Rhode Island junior designs project to protect bird habitat

Charlotte Steeves partnered with the Dartmouth Natural Resource Trust to conduct a study on a 26-acre field owned by the trust. | File photo
University of Rhode Island conservation biology junior Charlotte Steeves recently completed a six-month project focusing on conserving New England’s grassland-nesting bird population.

Steeves undertook a mission to observe behavior of grassland-nesting bird populations in agricultural fields. These birds, such as the bobolink and savannah sparrow, nest in overgrown hay fields that are much akin to their native grasslands.

Unfortunately, that means many of these birds’ nests are destroyed as farmers cut the grasses into hay and then till the ground to put it to other use.

“The haying happens during the prime nesting season for the birds, which is why the birds are declining annually at greater than 2.5 percent,” Steeves said. “When the farmers mow their fields before the birds have a chance to finish raising their young, the nests get mowed over and the babies are killed.”

To fight that trend, Steeves partnered with the Dartmouth Natural Resource Trust to conduct a study on a 26-acre field owned by the trust. She was able to determine where most of the birds were nesting, which allowed another 10-acre parcel to be mowed by a local farmer with a minimal loss of bird nests.
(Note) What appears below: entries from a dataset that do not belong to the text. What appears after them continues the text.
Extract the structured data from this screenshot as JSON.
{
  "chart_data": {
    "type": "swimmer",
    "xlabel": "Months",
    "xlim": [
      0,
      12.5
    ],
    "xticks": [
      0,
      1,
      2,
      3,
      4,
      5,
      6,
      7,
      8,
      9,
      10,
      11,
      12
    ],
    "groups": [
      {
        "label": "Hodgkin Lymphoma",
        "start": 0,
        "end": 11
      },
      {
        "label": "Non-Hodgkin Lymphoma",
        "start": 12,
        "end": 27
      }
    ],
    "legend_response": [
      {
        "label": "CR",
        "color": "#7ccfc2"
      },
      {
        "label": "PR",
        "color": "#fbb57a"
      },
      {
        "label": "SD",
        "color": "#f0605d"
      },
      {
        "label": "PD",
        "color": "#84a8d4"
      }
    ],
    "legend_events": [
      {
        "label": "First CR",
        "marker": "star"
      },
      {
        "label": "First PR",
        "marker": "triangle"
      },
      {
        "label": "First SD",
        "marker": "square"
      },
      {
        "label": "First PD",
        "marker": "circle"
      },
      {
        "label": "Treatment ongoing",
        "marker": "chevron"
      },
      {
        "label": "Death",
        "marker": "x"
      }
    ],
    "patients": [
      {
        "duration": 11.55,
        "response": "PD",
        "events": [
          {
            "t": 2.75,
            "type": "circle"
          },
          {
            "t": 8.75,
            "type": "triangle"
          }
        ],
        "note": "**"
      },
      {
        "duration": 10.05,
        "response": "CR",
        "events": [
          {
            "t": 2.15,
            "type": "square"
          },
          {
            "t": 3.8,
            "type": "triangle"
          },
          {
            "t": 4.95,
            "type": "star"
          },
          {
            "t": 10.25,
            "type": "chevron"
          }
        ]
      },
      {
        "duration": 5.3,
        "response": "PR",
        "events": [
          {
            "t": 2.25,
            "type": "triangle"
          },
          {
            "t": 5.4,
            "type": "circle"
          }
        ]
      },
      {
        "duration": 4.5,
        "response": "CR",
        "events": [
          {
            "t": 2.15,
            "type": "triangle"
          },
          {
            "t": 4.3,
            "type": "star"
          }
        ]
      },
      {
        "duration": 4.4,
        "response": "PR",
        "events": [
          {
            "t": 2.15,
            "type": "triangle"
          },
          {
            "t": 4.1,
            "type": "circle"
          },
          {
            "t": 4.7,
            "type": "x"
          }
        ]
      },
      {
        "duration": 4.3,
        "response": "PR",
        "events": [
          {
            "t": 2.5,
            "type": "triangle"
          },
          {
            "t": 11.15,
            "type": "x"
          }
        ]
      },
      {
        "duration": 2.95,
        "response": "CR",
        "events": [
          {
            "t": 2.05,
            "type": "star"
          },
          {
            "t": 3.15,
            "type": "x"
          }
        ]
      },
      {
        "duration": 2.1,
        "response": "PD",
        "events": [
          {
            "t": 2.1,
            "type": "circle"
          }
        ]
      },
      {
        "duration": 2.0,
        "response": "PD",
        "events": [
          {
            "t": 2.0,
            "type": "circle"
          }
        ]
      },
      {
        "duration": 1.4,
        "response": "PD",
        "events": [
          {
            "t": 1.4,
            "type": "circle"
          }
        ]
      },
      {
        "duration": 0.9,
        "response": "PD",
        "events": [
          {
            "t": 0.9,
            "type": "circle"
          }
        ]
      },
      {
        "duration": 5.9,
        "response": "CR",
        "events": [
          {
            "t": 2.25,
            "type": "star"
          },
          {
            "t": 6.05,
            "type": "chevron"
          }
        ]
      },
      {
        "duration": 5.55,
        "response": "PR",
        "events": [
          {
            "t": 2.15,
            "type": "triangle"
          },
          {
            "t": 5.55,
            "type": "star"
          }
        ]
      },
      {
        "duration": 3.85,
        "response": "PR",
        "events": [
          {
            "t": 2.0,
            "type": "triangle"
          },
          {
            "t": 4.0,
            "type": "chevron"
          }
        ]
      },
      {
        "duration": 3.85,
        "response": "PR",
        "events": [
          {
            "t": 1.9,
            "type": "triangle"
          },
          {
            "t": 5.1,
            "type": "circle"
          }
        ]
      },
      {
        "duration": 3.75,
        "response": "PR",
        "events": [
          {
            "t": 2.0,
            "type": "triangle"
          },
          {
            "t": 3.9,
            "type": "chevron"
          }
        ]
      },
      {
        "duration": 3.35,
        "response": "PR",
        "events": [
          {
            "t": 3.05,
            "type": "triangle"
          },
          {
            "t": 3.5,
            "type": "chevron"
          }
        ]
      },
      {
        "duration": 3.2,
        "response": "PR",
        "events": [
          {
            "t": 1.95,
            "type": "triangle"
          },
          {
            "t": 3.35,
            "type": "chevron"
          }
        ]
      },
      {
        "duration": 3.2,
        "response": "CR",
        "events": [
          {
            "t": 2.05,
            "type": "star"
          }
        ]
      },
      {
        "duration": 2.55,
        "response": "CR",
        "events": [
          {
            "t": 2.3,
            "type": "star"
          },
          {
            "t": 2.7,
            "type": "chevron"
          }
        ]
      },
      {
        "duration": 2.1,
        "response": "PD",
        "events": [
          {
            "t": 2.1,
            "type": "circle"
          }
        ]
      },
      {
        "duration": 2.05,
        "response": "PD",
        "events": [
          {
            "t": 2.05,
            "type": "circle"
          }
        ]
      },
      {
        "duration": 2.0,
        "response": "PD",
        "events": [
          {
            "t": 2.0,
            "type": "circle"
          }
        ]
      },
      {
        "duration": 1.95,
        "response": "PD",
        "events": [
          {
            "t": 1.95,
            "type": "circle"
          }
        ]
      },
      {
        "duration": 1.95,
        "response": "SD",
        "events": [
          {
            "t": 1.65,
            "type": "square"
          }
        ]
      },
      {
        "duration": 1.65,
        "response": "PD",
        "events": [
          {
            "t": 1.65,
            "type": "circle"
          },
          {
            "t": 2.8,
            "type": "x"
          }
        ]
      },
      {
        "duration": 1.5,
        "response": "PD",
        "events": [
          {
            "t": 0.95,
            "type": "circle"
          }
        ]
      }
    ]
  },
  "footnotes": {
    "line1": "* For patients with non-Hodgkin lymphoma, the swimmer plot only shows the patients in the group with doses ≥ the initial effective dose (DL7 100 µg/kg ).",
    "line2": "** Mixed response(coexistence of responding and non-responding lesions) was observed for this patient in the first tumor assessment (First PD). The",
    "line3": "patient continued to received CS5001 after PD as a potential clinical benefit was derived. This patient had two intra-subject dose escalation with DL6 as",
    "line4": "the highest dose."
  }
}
“My job was to survey the field every morning to determine the areas of highest bird activity, and that data was used to determine which 10 acres to set aside for the farmer,” Steeves said. “It turned out that the areas with the thickest grass were where most of the birds were found.” 

Steeves' efforts produced results: two pairs of bobolinks and three or more pairs of savannah sparrows were able to raise their young without being mowed over.